Ein klares Zeugnis für den Umbruchprozess unter den buddhistischen Nonnen Asiens ist der von Karma Lekshe Tsomo herausgegebene Sammelband Innovative Buddhist Women. Swimming Against the Stream.12 Wie aus den dort veröffentlichten Beiträgen ersichtlich wird, geht es nicht nur um die Uminterpretation traditioneller Texte, die Frauen bisher unzugänglich waren, sondern auch um die Reform vieler diskriminierender Praktiken und lang etablierter Traditionen. Weitere Forderungen sind die Veränderung hierarchischer Strukturen und die Verwirklichung egalitärer Formen des Zusammenlebens von Frauen und Männern. Frauen, die für diese Ziele kämpfen, »schwimmen gegen den Strom«. Wichtig ist vor allem, dass Frauen und Männern derselbe Zugang zu Ausbildung und Ordination eröffnet wird. Ohne volle Fachausbildung können buddhistische Nonnen weder ihre eigenen kanonischen Texte interpretieren noch die geistige Leitung anderer Menschen übernehmen, so wie es Männer seit Tausenden von Jahren getan haben. Wie eine dieser Buddhistinnen schreibt, sind Frauen ohne Ausbildung wie »Vögel ohne Flügel«.13 Frauen müssen erst fliegen lernen, um die Gipfel des Geistes zu erreichen. Die buddhistischen Nonnen vieler asiatischer Länder kämpfen darum, die notwendige Ausbildung zu erwerben, um ihren untergeordneten Status zu ändern und eine Vollordination zu erhalten, die sie den Mönchen gleichstellt.

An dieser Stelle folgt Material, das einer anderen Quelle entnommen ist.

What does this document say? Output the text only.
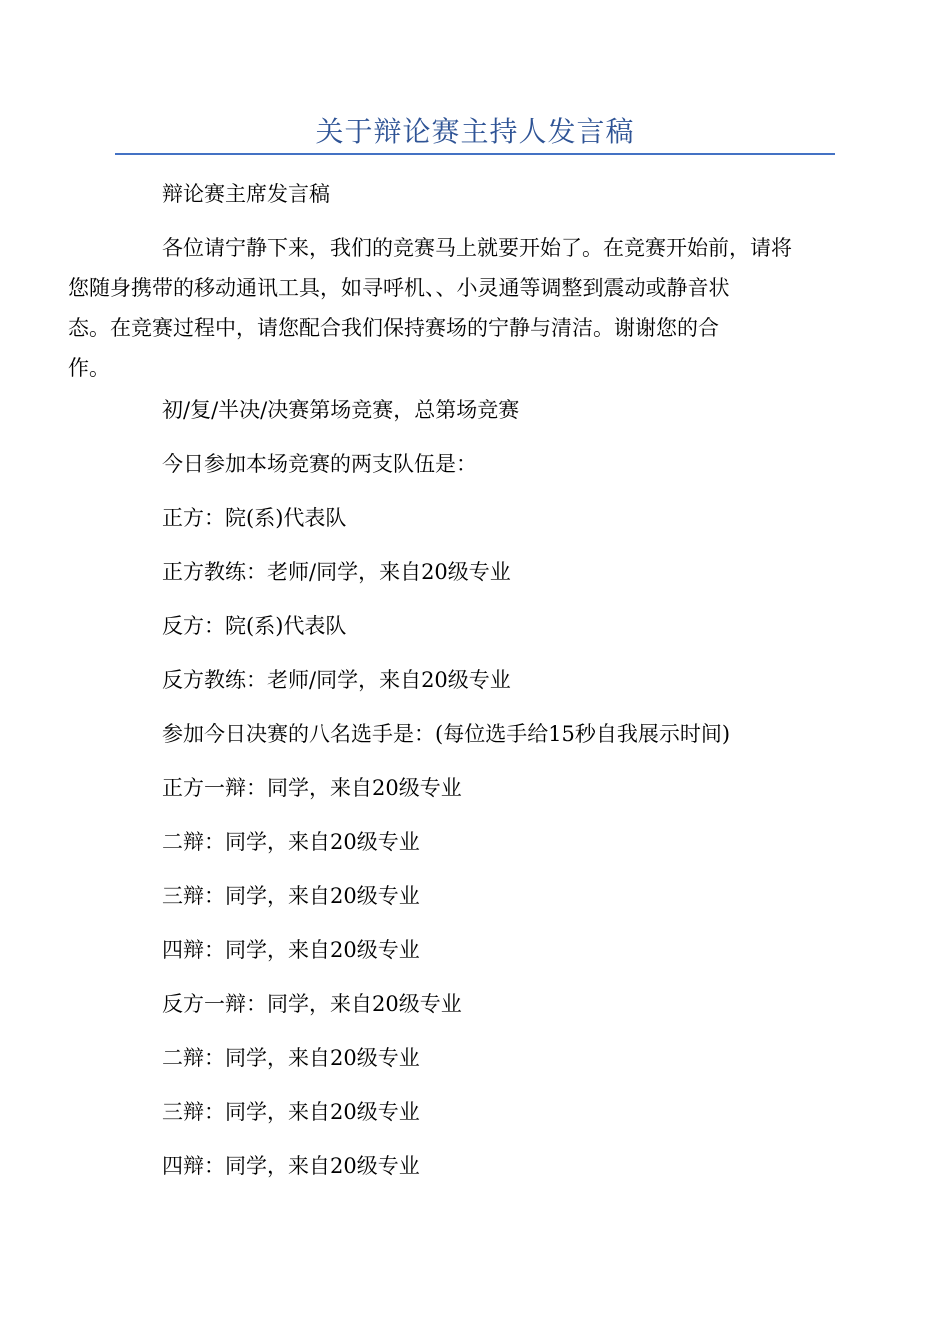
关于辩论赛主持人发言稿

辩论赛主席发言稿

各位请宁静下来，我们的竞赛马上就要开始了。在竞赛开始前，请将
您随身携带的移动通讯工具，如寻呼机、、小灵通等调整到震动或静音状
态。在竞赛过程中，请您配合我们保持赛场的宁静与清洁。谢谢您的合
作。

初/复/半决/决赛第场竞赛，总第场竞赛

今日参加本场竞赛的两支队伍是：

正方：院(系)代表队

正方教练：老师/同学，来自20级专业

反方：院(系)代表队

反方教练：老师/同学，来自20级专业

参加今日决赛的八名选手是：(每位选手给15秒自我展示时间)

正方一辩：同学，来自20级专业

二辩：同学，来自20级专业

三辩：同学，来自20级专业

四辩：同学，来自20级专业

反方一辩：同学，来自20级专业

二辩：同学，来自20级专业

三辩：同学，来自20级专业

四辩：同学，来自20级专业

Ein anderer wichtiger Aspekt hat sich im Westen entwickelt. Als buddhistische Mönche in den siebziger Jahren des 20. Jahrhunderts in den Westen kamen, bekehrten sich manche westlichen Frauen zu dieser im Westen neuen Religion, die ihnen befreiender erschien als das Judentum oder Christentum. Zugleich wandten diese westlichen Frauen ein feministisches Bewusstsein auf ihr Verständnis des Buddhismus an. Dies war für die männlichen buddhistischen Lehrer, die aus Asien kamen und nur an die geistliche Autorität von Männern gewöhnt waren, eine völlig neue Erfahrung. Westliche Frauen wurden buddhistische Nonnen; manche haben eine sehr intensive Ausbildung in den traditionellen Lehren genossen und besitzen ausgezeichnete Kenntnisse der buddhistischen Schriften. In Amerika ist inzwischen fast die Hälfte aller buddhistischen Lehrer Frauen; einige genießen hohe geistige Autorität und haben viele Schüler. Eine solche Anerkennung der geistigen Führung durch Frauen ist eine in der Geschichte des Buddhismus ganz neue Entwicklung; sie ist inzwischen nicht nur im Westen, sondern auch in manchen Ländern Asiens zu beobachten. Ein anderer wichtiger Aspekt ist, dass inzwischen immer mehr Buddhistinnen die Geschichte buddhistischer Frauen und den Beitrag, den Nonnen in der Geschichte des Buddhismus geleistet haben, erforschen – ein bisher wenig untersuchtes Thema. Die Sakyadhitas Präsidentin Karma Lekshe Tsomo spricht von einer Gesamtzahl von 300 Millionen buddhistischen Frauen in der Welt, von denen nur 1% aus dem Westen stammen. Wenn diese große Frauenzahl mobilisiert werden könnte, für gesellschaftliche und spirituelle Befreiung und Gleichheit zu arbeiten, so könnte dies eine große Wirkung auf die Welt haben. Sakyadhita hat einen Anfang gemacht und in wenigen Jahren schon manches Ziel erreicht. Somit ist diese buddhistische Frauenbewegung ein inspirierendes Beispiel für die weibliche Kreativität auf dem Gebiet der Spiritualität.